O Conselho Nacional de Políticas Criminais e Penitenciárias (CNPCP), órgão vinculado ao Ministério da Justiça, aprovou uma recomendação para o fim de práticas consideradas vexatórias durante visitas às unidades prisionais. A medida atende uma discussão que envolve a administração pública e a sociedade, sobretudo familiares de internos custodiados em unidades penitenciárias nos estados.

Na última sexta-feira (29), a CNBB também se posicionou, repudiando a prática vexatória, considerada vergonhosa e desumana. “Esse procedimento desumano submete as pessoas que visitam os encarcerados, especialmente as mulheres, à humilhação do desnudamento, da manipulação de suas partes íntimas por agentes do Estado e a outras práticas degradantes. Viola a sacralidade do corpo humano, templo vivo de Deus, e fere sua dignidade. A revista vexatória desrespeita a Constituição Federal (cf art. 5º), que veda que a pena ultrapasse a pessoa do condenado, e constitui tratamento cruel, desumano e degradante e, em situações extremas, crime de tortura”, diz um trecho da publicação.
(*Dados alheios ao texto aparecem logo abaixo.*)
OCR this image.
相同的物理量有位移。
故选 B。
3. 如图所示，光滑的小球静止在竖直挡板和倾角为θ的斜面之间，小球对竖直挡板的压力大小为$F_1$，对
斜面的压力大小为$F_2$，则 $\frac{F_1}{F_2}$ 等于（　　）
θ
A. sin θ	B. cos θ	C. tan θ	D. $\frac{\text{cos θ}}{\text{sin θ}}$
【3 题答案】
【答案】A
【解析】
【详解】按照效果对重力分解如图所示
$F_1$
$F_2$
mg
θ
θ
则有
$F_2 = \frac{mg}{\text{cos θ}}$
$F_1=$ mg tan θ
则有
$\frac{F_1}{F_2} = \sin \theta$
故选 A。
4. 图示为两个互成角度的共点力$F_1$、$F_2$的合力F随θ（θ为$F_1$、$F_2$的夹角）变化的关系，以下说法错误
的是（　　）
A decisão do CNPCP estabelece que “a verificação para controle de acesso aos estabelecimentos penais não deve ofender a dignidade da pessoa humana, garantida na Constituição Federal”. A medida, assinada pelo presidente do Conselho, o defensor público paulista Luiz Antônio Silva Bressane, considera como práticas de revista vexatória, desumana ou degradante “o desnudamento total ou parcial; a obrigatoriedade de agachamento ou saltos; qualquer conduta que implique a introdução de objetos em pessoas; e o uso de animais farejadores, ainda que treinados”.